Baghdad: A huge crowd of mourners gathered in Iraq's capital Baghdad on Saturday to participate in a funeral procession for the Iranian military commander Qasem Soleimani, who was killed in a US airstrike ordered by President Donald Trump.
The crowd in Baghdad was also there to mourn the death of Abu Mahdi al-Muhandis, the second-in-command of Iraq's Popular Mobilization Front (PMF), who was also killed in the Friday airstrike near the Baghdad International Airport, the BBC reported.

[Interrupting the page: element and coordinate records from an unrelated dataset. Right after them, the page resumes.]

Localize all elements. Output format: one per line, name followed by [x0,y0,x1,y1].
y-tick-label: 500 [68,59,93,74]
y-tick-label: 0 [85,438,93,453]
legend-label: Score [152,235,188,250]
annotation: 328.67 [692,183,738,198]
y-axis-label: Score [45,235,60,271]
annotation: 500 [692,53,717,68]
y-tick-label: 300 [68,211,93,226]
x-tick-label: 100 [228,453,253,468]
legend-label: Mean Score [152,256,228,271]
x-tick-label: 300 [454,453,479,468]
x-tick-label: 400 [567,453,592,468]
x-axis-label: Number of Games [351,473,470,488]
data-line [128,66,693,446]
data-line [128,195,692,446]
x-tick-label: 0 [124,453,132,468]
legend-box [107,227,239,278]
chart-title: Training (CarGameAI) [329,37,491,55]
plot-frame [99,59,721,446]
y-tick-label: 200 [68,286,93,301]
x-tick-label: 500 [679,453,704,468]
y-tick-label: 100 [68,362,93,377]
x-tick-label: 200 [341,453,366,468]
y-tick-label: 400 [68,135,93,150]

The gathering in Baghdad on Saturday marked the beginning of days of mourning for Soleimani, who was the head of the Quds Force of Iran's Islamic Revolution Guards Corps (IRGC).
Mourners started gathering in Baghdad from early Saturday morning, ahead of the start of the procession, waving Iraqi and militia flags and chanting "death to America".
The procession then snaked though the streets, some carrying portraits of Soleimani and some of Iran's supreme leader, Ayatollah Ali Khamenei.
Iran: US asked for proportionate response to killing
Tehran: Washington asked Tehran to respond "in proportion" after US forces killed top Iranian military commander Qasem Soleimani, the deputy commander of the Revolutionary Guards said. After the attack, the Americans "resorted to diplomatic measures... on Friday morning", Rear-Admiral Ali Fadavi told state TV that night. They "even said that if you want to get revenge, get revenge in proportion to what we did", he said, quoted on the broadcaster's website.